De filosoof staat niet buiten de wereld of beschikt over objectieve standaarden om de werkelijkheid te beschrijven. Als we ons losmaken van de mening van anderen, kunnen wij iets zeggen over het leven in de grot. Waarom wordt de filosoof door de grotbewoners om zeep geholpen? Omdat hij niet marktsensitief is.
Wat is marktsensitiviteit?
Marktsensitiviteit ofwel het vermogen van de ketenspelers om heel dicht te zitten op de trends en ontwikkelingen voor de eindgebruiker, blijkt bij uitstek geschikt te zijn voor internet. Dat wat marktsensitief is, is minder waar. Marktsensitief denken wacht op goedkeuring van lezers en zal het denken aanpassen als de lezer het niet zint.
Maar wat de filosoof te vertellen heeft, is per definitie niet leuk.
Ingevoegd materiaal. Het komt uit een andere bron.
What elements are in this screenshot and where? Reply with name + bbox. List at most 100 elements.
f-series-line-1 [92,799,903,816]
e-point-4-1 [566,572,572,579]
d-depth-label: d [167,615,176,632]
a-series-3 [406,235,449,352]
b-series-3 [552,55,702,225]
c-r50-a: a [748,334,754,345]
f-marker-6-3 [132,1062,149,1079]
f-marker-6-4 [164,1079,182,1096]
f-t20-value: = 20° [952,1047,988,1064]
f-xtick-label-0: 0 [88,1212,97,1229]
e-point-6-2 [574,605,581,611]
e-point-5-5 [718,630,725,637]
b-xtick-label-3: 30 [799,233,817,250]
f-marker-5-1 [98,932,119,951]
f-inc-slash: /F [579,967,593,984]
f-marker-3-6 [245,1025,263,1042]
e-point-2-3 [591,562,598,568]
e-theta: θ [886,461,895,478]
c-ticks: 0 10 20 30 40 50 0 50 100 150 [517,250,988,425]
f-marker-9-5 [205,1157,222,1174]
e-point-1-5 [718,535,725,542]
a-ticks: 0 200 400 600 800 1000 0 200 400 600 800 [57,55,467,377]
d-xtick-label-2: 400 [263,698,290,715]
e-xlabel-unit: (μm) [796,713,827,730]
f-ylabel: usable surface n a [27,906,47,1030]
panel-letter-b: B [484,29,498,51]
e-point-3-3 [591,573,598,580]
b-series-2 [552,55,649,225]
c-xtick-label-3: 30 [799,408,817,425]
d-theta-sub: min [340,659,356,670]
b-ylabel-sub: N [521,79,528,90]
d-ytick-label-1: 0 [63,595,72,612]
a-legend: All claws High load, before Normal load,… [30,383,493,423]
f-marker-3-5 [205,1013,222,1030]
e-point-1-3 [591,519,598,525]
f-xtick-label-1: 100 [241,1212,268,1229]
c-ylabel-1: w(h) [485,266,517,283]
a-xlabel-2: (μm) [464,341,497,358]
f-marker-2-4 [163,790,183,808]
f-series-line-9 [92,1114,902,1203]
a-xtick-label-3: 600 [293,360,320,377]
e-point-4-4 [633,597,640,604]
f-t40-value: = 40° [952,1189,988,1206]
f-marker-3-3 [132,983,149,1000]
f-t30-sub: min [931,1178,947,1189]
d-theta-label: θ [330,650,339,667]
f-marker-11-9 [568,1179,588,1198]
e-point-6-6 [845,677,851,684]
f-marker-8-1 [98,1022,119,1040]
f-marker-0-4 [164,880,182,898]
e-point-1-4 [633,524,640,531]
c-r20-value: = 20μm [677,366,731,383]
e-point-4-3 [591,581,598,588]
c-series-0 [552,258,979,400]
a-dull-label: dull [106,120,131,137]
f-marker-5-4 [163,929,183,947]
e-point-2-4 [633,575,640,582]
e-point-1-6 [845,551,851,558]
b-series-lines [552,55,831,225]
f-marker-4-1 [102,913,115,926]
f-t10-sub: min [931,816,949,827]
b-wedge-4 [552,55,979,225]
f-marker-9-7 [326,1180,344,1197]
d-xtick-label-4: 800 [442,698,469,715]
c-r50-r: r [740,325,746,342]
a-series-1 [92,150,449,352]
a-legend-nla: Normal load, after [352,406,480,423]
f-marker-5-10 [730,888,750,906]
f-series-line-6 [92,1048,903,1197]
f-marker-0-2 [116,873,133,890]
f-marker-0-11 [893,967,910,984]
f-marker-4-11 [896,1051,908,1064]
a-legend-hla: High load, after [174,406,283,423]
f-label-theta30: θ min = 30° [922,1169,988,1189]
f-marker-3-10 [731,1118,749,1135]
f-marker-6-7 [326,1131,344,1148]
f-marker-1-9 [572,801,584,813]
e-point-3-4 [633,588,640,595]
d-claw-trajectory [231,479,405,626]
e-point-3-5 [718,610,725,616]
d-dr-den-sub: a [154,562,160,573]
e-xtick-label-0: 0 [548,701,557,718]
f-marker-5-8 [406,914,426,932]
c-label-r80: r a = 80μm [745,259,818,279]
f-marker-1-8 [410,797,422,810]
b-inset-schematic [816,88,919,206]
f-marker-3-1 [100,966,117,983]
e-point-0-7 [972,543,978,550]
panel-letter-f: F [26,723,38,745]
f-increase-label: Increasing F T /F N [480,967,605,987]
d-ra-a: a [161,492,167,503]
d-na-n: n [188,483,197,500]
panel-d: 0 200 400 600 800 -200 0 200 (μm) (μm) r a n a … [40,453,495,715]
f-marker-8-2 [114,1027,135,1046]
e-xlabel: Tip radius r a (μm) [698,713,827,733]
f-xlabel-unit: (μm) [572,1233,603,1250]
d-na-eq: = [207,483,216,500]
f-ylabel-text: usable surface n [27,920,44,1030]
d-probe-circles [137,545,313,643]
Filosoferen is serieus nemen; je geeft je eraan over niet omdat je verwacht dat een lezer je gelijk zal geven, maar omdat je denkt dat je een belangrijke waarheid over de werkelijkheid op het spoor bent. Filosofie gaat over de grote vragen van het bestaan. Het willen van een mening die bepaald wordt door meningen, is een werkelijkheid willen die minder waar is en vermindert de band die je als mens kan aangaan met de werkelijkheid.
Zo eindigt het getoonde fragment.